See also – Bankola Area, Kajora Area and Kenda Area of Eastern Coalfields

===Agriculture===
Although the Bargadari Act of 1950 recognised the rights of bargadars to a higher share of crops from the land that they tilled, it was not implemented fully. Large tracts, beyond the prescribed limit of land ceiling, remained with the rich landlords. From 1977 onwards major land reforms took place in West Bengal. Land in excess of land ceiling was acquired and distributed amongst the peasants. Following land reforms land ownership pattern has undergone transformation. In 2013-14, persons engaged in agriculture in Andal CD Block could be classified as follows: bargadars 17.10%, patta (document) holders 38.31%, small farmers (possessing land between 1 and 2 hectares) 1.47%, marginal farmers (possessing land up to 1 hectare) 11.83% and agricultural labourers 31.29%.
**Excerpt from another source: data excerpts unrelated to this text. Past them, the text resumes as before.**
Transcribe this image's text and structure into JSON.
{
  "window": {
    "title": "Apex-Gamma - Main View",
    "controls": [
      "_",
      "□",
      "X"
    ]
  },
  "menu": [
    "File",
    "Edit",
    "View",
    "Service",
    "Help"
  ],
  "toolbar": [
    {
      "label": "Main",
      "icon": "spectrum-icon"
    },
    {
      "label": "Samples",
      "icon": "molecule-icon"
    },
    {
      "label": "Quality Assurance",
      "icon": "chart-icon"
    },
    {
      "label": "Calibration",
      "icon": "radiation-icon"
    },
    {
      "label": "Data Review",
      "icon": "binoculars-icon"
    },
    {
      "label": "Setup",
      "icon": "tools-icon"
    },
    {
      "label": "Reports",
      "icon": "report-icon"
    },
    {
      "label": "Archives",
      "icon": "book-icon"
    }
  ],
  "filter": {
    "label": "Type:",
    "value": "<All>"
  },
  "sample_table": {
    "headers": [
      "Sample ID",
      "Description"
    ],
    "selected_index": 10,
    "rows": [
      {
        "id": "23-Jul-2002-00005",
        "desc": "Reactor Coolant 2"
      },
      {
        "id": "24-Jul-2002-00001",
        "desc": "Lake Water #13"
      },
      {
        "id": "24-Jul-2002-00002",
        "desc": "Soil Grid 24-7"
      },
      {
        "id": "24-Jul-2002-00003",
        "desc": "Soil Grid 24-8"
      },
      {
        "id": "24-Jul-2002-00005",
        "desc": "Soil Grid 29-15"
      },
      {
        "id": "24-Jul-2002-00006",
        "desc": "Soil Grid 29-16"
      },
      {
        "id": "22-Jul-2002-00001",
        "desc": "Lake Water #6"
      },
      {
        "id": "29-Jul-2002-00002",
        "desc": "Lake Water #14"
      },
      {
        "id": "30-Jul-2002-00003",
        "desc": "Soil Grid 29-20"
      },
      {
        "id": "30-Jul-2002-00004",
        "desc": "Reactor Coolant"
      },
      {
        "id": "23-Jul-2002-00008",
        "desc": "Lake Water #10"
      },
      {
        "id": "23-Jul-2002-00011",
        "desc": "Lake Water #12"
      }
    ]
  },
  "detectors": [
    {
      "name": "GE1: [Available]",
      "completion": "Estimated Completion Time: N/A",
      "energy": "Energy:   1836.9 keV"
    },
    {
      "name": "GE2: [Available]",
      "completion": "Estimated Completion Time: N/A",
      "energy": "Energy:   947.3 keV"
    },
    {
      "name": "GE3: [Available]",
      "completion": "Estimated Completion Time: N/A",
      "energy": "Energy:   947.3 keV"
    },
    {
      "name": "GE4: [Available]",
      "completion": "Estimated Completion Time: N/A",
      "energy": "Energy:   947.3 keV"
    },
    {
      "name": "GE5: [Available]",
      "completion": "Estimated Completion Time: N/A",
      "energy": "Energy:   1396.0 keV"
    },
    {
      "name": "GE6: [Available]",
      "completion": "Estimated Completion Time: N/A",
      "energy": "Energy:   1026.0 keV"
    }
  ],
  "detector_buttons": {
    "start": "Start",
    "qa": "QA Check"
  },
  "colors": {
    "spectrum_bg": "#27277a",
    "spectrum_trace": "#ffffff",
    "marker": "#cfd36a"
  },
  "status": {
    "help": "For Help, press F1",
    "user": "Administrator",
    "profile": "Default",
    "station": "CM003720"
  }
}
In 2003-04 net cropped area in Andal CD Block was 1,551 hectares and the area in which more than one crop was grown was 1,275 hectares.

In 2013-14, Andal CD Block produced 3,060 tonnes of Aman paddy, the main winter crop, from 1,196 hectares and 7 tonnes of wheat from 5 hectares. It also produced pulses and oilseeds.

===Banking===
In 2013-14, Andal CD Block had offices of 8 commercial banks.

==Transport==
Andal CD Block has 8 originating/ terminating bus routes.

The Bardhaman-Asansol section, which is a part of Howrah-Gaya-Delhi line, Howrah-Allahabad-Mumbai line and Howrah-Delhi main line, passes through this CD Block and there is a station at Andal.

The Andal-Sainthia branch line originates from Andal.

NH 19 (old numbering NH 2)/ Grand Trunk Road passes through this CD Block.

Kazi Nazrul Islam Airport is a domestic airport at Andal, Durgapur. The airport has been built over 650 acres and was officially inaugurated in 2013. It is 15 km from Durgapur's City Centre and 25 km from Asasol's city bus terminus.

==Education==
In 2013-14, Andal CD Block had 61 primary schools with 9,424 students, 8 middle schools with 526 students, 9 high school with 6,350 students and 11 higher secondary schools with 13,804 students. Andal CD Block had 1 general college with 1,624 students, 3 technical/ professional institutions with 420 students, 293 institutions for special and non-formal education with 11,750 students

Khandra College was established at Khandra in 1981. It is affiliated with Kazi Nazrul University.

==Healthcare==
In 2014, Andal CD Block had 1 block primary health centre, 2 primary health centres, 3 central government/ PSU medical centres and 6 private nursing homes with total 274 beds and 40 doctors (excluding private bodies). It had 47 family welfare sub centres. 7,937 patients were treated indoor and 311,148 patients were treated outdoor in the hospitals, health centres and subcentres of the CD Block.

Khandra Rural Hospital, with 30 beds, at Khandra, is the major government medical facility in the Andal CD block. There are primary health centres at Andal (with 6 beds) and Baska (with 10 beds). Ondal Railway Hopital at Andal, with 50 beds, FCI Hospital at Andal, with 50 beds and ECL Bankola Area Hospital at Khandra, with 50 beds are functional within the block area.